CanGEA: What does the new federal budget mean for geothermal in Canada

Banff Upper Hot Spring, Canada (source: flickr/ Andrew Bowden, creative commons)
Alexander Richter 30 Mar 2017

With the recently published new federal budget for Canada, a remarkable milestone has been achieved. Not only recognises it the potential of geothermal for heating in Canada, it extends accelerated capital cost allowance [ACCA] to a broader range of geothermal projects and expenses.

In an article published by the Canadian Geothermal Energy Association shared its view on the recent policy changes based on a new budget released.

The March 22nd federal budget announcement on geothermal was the culmination of several years of work by CanGEA and the benefits to the industry will be immediate. The budget announced that

“Geothermal energy is one renewable energy source with the potential to reliably meet a portion of Canada’s heating and electricity generation needs, including in northern and remote communities, where reliance on fossil fuels remains high.

To encourage greater use of geothermal energy, Budget 2017 proposes to:

  • Extend accelerated capital cost allowance [ACCA] to a broader range of geothermal projects and expenses.
  • Expand the range of geothermal energy project expenses that are eligible as Canadian renewable and conservation expenses [CRCE], which can be fully deducted in the year incurred.”

The budget supplementary document laid out exactly what the above text means and it is that which I will be speaking to today.

Before March 22nd for geothermal to qualify as a renewable energy source under the Canadian Renewable Conservation Expense (CRCE) and the Accelerated Capital Cost Allowance Class 43.1/43.2 (ACCA) that energy had to be put to work for electrical generation.

The expansion of the CRCE and ACCA to include geothermal heat seems small but it is the exclusion of heat that has proven a huge challenge to the Canadian geothermal industry.  Other Canadian subsurface resource developers enjoy exploration de-risking through the Canadian Exploration Expense (CEE) and require it to gain financing.  The exploration expenses of a CEE qualifying project are tax deductible.
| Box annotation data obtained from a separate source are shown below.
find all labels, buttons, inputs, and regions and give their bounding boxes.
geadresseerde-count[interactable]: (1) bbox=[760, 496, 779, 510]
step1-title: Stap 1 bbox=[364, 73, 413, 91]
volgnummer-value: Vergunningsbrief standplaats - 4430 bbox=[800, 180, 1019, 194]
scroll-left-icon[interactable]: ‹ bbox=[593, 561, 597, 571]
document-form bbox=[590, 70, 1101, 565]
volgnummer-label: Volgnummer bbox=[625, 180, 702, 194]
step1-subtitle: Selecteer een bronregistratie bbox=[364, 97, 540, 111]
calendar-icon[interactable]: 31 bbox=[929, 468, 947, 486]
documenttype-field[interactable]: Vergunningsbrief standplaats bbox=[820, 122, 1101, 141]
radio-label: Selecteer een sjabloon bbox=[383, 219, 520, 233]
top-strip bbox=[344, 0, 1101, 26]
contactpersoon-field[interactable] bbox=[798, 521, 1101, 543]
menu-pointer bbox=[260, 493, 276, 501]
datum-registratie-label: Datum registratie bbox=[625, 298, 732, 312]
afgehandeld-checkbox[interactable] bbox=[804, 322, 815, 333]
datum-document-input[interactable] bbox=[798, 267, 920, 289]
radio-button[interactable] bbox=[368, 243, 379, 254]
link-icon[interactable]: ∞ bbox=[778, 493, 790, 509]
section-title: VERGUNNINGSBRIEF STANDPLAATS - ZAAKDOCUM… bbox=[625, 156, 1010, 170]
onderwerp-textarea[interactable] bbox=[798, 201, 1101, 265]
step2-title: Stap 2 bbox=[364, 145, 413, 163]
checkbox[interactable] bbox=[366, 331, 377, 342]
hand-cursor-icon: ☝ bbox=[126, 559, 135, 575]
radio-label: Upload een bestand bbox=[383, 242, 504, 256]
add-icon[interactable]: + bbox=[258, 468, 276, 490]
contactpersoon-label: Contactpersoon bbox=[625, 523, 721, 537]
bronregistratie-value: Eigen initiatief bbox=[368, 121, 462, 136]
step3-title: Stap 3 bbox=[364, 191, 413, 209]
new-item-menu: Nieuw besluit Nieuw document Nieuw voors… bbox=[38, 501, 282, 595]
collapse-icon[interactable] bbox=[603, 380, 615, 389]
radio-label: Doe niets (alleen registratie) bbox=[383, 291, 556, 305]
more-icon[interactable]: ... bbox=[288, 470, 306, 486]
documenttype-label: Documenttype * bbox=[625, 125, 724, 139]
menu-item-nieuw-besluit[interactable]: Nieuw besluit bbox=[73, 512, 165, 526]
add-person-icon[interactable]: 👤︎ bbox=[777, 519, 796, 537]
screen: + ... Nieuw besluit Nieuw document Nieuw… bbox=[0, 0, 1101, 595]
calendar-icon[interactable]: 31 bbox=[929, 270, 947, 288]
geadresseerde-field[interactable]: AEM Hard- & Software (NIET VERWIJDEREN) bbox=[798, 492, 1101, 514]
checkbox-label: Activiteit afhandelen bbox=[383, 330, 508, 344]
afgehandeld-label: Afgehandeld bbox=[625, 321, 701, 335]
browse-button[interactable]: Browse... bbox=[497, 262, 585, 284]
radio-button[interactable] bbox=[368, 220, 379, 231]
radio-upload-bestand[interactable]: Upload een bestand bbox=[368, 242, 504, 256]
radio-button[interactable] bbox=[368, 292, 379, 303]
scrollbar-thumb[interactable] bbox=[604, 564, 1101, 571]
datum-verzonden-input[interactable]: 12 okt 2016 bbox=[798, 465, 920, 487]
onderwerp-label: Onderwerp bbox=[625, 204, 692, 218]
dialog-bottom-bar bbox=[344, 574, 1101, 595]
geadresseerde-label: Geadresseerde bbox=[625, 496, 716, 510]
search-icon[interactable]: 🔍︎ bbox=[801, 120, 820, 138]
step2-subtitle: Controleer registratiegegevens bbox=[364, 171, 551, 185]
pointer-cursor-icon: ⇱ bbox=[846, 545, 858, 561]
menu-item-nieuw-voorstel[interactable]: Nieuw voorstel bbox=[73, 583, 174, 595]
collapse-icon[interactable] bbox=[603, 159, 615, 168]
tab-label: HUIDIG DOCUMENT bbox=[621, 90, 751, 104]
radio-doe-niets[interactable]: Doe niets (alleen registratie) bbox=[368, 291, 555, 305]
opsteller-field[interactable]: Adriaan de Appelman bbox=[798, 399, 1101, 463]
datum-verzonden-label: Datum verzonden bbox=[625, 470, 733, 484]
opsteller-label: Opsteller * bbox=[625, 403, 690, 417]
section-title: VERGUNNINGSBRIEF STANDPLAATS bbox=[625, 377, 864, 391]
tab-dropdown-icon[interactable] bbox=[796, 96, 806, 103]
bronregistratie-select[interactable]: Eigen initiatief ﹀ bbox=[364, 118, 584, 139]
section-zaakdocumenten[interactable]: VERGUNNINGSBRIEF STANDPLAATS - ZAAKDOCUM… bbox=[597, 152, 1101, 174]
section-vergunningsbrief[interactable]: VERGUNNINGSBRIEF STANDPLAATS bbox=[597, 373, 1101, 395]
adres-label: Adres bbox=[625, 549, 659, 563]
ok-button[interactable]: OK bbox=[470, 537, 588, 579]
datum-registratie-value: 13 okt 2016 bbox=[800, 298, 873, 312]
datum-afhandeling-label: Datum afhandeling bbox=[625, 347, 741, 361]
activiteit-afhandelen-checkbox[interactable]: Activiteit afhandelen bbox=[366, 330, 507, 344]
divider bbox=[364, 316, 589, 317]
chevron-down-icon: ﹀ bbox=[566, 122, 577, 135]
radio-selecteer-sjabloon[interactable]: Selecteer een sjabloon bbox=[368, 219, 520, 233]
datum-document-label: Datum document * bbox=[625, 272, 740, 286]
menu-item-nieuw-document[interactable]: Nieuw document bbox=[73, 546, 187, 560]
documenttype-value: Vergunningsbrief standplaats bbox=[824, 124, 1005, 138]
These tax deductions reduce the risk of exploration and is one part of what is often talked about as fossil fuel subsidies; renewable energy qualifies for the CEE by being eligible for the CRCE.  Geothermal requires the same exploration de-risking to secure financing, because the energy is several kilometres below the surface, but before March 22nd geothermal did not have assured access to the CEE (via the CRCE).  The asymmetry in risk due to different levels of government industry support has made it functionally impossible to finance a geothermal development because capital has rationally favoured better secured investments.  By making all geothermal projects (heat, power and co?generation) eligible for exploration de-risking geothermal projects have a much better investment prospect.

Furthermore, and related to CRCE and CEE geothermal developers can now offer investors flow through shares(FTS). The FTS work by allowing tax deductions earned by an eligible corporation to pass to its investors. FTS are extremely important to the Canadian sub-surface resource development industries and now geothermal can offer its backers access to these attractive investments, further improving the investment potential for geothermal.

Lastly, it is just good news that Canada has recognized the value of geothermal heat and will allow geothermal to heat district heating systems. Geothermal supplied district heating systems are used around the world to provide affordable heat and offset fossil fuel use but until March 22nd such systems did not qualify as eligible renewable energy projects for favourable tax status.  District heating systems did, and they could be heated by solar, biomass etc. but not geothermal.

CanGEA was able to accomplish the geothermal policy change in the budget through the financial support of our members. We would also like to thank all the persons in the Government of Canada, including elected officials and ministerial employees, who took the time to listen to the geothermal industry and learn how the Government of Canada could support the development of renewable heat and/or power from geothermal.

Alex Kent, MSc, Policy Manager, CanGEA

Source: CanGEA

Disclaimer: the author is a board member of CanGEA … text was updated March 31, 2017 for clarification.